Dimas menatap telapak tangannya yang telah berani membelai perut bagian atas Laura, sedikit lagi, hanya sedikit lagi... Dimas tidak dapat menahan senyumannya karena hal kotor baru saja terlintas di pikirannya, tidak salah jika Laura menyematkan julukan 'brengsek' untuknya karena ia jelas tahu kalau tubuhnya selalu bereaksi berlebih jika berdekatan dengan Laura dan hubungan buruk mereka membuatnya malah semakin tertarik, ia ingin membuat Laura berada dibawah kendalinya, menuruti setiap keinginannya dan memanipulasinya. ia menyukainya, sensasi itu tidak ia dapatkan dari Wendy sekalipun.
"Sebaiknya kalian cepat menikah, mami tidak mau sampai memiliki cucu sebelum kalian resmi menikah."
Senyuman di wajah Dimas seketika menghilang saat ibunya menghampirinya yang masih berdiri di depan kamar Laura yang tertutup rapat.
"Aku hanya main-main dengannya, hubungan kami tidak akan pernah bisa lebih dari itu."
"Jadi kamu sudah siap kehilangan segalanya?"
"Mami mengancamku?"
"Mami tidak bisa membiarkan kamu terus mempermainkan Laura." Tukas Dita yang langsung berlalu, ia sama sekali tidak ragu mengatakan hal itu seakan Laura adalah putrinya sementara ia adalah orang asing.
"Jadi posisi Laura lebih tinggi daripada aku?" Ucap Dimas yang langsung membuat langkah kaki Dita berhenti dan langsung menoleh kembali ke arahnya.
"Mungkin." Jawab Dita singkat dan pasti.
Dimas hanya bisa tersenyum jengkel lalu melangkah menghampiri ibunya itu, "Maka aku akan semakin menghancurkannya, menikah dengannya bukan berarti aku tidak bisa berhubungan dengan Wendy kan? Mungkin sebaiknya aku membuat anak dengan Wendy lebih dulu sekarang. Aku akan menjadi pria paling brengsek untuk wanita yang sudah merebut kasih sayang orangtua ku."

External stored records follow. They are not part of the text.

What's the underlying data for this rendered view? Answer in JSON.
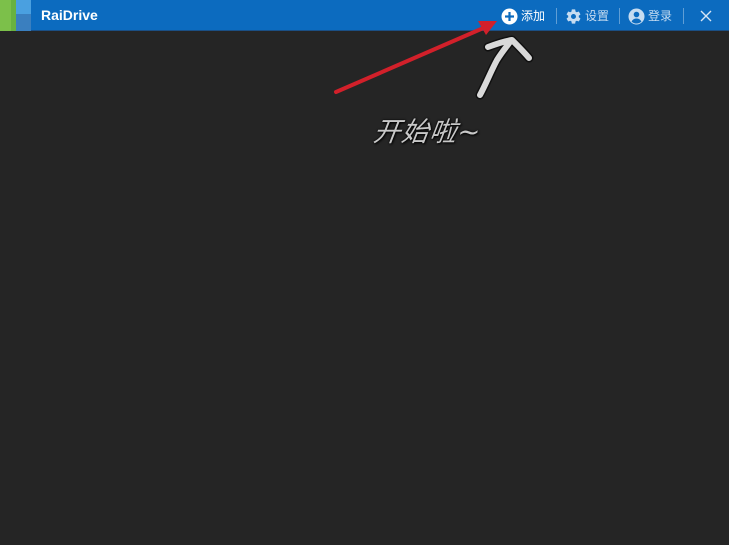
{
  "window": {
    "title": "RaiDrive",
    "brand_colors": {
      "titlebar": "#0c6bbf",
      "body": "#252525",
      "logo_green": "#7cc04a",
      "logo_blue": "#3f8fd4"
    }
  },
  "toolbar": {
    "add_label": "添加",
    "add_icon": "plus-circle-icon",
    "settings_label": "设置",
    "settings_icon": "gear-icon",
    "login_label": "登录",
    "login_icon": "user-circle-icon",
    "close_icon": "close-icon"
  },
  "annotation": {
    "caption": "开始啦~",
    "arrow_color": "#d2202a",
    "hand_arrow_color": "#d9d9d9"
  }
}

Meskipun kalimat itu juga melukai hatinya tapi Dimas berusaha untuk tidak menangis, hatinya sakit karena sekarang ibunya terang-terangan berpihak pada Laura.
...
Sudah hampir pagi dan mobil Dimas belum juga kembali sejak kepergiannya siang tadi. Laura bukan sengaja menunggunya tapi ia hanya tidak bisa tidur jadi tanpa sadar ia menunggunya.
Atau sebenaranya aku memang menunggunya dan berharap ia cepat pulang?

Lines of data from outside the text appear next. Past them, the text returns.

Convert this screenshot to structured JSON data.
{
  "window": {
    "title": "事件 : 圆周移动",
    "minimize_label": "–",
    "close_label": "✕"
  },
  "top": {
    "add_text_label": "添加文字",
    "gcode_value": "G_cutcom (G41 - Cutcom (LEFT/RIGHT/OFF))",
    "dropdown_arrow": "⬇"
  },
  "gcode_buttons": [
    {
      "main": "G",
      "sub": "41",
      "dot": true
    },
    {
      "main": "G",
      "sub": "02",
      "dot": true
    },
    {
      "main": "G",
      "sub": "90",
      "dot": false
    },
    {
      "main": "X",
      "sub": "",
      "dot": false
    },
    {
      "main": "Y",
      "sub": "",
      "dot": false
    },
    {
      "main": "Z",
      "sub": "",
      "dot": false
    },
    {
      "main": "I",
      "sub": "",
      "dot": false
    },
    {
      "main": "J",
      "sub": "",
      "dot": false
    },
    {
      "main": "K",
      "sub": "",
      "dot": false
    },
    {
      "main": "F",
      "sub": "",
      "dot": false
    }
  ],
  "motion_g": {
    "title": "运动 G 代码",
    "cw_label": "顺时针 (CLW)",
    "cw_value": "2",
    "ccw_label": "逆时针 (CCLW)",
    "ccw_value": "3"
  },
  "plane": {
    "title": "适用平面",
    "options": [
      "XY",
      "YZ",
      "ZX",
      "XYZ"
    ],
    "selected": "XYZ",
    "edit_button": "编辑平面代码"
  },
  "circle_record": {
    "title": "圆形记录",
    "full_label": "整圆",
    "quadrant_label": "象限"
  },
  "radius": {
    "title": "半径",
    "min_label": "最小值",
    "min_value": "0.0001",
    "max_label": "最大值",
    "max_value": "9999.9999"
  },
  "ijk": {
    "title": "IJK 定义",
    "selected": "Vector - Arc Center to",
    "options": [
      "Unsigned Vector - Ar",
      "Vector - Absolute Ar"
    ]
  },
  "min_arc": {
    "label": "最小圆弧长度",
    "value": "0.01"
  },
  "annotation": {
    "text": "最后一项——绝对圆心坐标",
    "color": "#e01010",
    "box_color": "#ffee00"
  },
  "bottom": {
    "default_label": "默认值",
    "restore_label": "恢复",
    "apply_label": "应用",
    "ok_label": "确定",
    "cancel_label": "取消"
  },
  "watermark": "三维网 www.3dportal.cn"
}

Laura menghela nafas berat, sebenarnya apa sesungguhnya perasaannya kepada Dimas? Ia selalu merasa gelisah memikirkannya atau kegelisahan ini datang karena ia masih merasa patah hati atas apa yang terjadi padanya di rumah orangtuanya sehingga semua hal terasa menyakitkan sekarang?
Karena merasa pikirannya semakin kacau akhirnya Laura memutuskan untuk keluar dari dalam kamarnya dan berjalan-jalan sebentar ke taman bunga mini di halaman belakang rumah.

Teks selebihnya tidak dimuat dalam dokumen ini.